Cliff Kuhn, executive director of the Oral History Association, advises academics doing sensitive work to take precautions in advance. In the BC case, Kuhn says, researchers should have kept a distinct paper trail tracking legal and confidentiality agreements.
“People had different understandings of what was said, what was not said, what was agreed to or not agreed to at different points in the process,” Kuhn notes. “That’s really one of the problems that this particular case has experienced.”
While some have suggested the Boston College project might have a chilling effect on academic research, Kuhn isn’t convinced.
“If somebody knows in advance the possible restrictions, the possible usages of an interview that might actually involve investment on the part of the narrator in the interview itself and might actually lead to a more rich and full account,” Kuhn said.
At Boston College, administrators maintain that they did everything in their power to protect the documents and tapes.
"We hired attorneys to quash the subpoenas, and we won the only court case victory in the entire effort," said BC spokesman Jack Dunn. Ultimately, BC reluctantly released the tapes and British authorizes used them to reopen investigations into civil unrest.
“Any researcher who conducts oral history will have to take into consideration the reality that the United States has treaty obligations with many countries," Dunn said.
Today, there are no federal legal protections for colleges and universities – no matter how sensitive their research.
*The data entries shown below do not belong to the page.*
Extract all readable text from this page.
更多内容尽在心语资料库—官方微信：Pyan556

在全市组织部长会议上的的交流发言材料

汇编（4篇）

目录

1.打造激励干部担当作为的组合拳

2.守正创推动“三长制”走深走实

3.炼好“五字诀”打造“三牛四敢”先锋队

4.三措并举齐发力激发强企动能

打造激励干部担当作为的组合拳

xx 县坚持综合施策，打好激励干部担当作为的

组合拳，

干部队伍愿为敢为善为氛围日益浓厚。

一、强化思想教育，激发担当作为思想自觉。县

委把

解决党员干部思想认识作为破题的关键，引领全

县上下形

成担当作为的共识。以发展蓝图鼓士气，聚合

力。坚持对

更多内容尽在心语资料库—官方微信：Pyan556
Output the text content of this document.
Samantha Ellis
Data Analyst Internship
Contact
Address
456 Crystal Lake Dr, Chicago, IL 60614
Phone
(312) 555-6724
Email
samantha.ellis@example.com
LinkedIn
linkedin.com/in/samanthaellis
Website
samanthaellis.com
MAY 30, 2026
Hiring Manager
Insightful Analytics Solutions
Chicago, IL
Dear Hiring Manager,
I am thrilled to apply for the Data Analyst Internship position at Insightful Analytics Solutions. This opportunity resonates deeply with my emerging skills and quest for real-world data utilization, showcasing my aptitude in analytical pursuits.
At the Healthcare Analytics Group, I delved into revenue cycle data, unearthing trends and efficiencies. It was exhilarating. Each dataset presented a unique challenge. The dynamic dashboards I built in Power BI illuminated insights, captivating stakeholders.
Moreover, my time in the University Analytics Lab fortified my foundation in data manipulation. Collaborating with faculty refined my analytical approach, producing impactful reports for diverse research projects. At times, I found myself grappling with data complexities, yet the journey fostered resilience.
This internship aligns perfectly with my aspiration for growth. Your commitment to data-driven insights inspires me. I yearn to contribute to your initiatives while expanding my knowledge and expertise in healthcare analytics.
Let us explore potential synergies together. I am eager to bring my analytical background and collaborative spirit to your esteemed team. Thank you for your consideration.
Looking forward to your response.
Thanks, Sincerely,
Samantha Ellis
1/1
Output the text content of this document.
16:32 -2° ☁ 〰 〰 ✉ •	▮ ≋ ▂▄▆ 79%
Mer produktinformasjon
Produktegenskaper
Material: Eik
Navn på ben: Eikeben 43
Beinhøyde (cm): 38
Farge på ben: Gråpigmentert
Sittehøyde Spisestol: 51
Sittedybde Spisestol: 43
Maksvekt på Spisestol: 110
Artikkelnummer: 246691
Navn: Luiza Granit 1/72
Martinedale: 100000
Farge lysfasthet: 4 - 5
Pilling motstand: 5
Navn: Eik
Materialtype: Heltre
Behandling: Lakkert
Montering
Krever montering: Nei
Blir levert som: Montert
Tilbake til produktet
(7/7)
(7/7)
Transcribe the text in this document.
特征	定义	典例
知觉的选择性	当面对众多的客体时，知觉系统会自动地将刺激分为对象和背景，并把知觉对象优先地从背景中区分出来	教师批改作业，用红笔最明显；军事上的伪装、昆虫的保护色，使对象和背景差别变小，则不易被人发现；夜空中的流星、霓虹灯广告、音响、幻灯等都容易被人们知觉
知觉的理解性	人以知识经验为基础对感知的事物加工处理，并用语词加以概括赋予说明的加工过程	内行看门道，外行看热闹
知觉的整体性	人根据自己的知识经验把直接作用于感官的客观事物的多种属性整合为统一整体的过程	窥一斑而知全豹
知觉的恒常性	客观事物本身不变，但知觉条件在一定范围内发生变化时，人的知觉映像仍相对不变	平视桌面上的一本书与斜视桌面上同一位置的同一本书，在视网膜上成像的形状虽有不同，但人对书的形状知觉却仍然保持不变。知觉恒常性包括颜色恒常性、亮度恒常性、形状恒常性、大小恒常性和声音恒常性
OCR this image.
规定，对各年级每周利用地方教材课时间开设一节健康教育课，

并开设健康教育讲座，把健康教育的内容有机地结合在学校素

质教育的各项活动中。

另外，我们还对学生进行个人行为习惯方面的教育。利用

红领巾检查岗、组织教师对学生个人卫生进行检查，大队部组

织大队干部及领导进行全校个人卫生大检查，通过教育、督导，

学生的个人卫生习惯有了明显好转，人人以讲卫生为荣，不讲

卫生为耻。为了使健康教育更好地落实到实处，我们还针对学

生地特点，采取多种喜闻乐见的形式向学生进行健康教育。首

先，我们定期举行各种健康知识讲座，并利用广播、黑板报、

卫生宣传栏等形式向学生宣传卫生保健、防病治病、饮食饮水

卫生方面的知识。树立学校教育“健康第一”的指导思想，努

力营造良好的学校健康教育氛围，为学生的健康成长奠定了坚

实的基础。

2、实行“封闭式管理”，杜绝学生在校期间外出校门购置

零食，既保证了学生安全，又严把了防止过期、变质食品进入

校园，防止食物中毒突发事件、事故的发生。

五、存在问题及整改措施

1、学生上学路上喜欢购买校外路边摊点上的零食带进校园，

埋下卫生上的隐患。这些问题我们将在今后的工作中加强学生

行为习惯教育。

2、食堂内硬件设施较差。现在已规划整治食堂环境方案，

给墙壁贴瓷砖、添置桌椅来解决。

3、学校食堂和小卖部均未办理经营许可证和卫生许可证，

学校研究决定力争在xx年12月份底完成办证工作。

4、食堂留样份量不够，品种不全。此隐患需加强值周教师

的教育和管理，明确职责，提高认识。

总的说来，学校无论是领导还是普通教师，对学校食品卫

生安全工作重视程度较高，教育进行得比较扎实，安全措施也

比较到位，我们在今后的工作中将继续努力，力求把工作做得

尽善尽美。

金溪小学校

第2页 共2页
And only Delaware has a shield law for academics.
UPDATE 5/7/14: Late Sunday, Adams was released from prison. And Boston College now says it is prepared to return tapes from its oral history project to those interviewees who feel threatened and want them back.
"We hope no one is the victim of any violence," BC's Jack Dunn tells WGBH. "The entire purpose of this archive was to try to promote peace and reconciliation in Northern Ireland."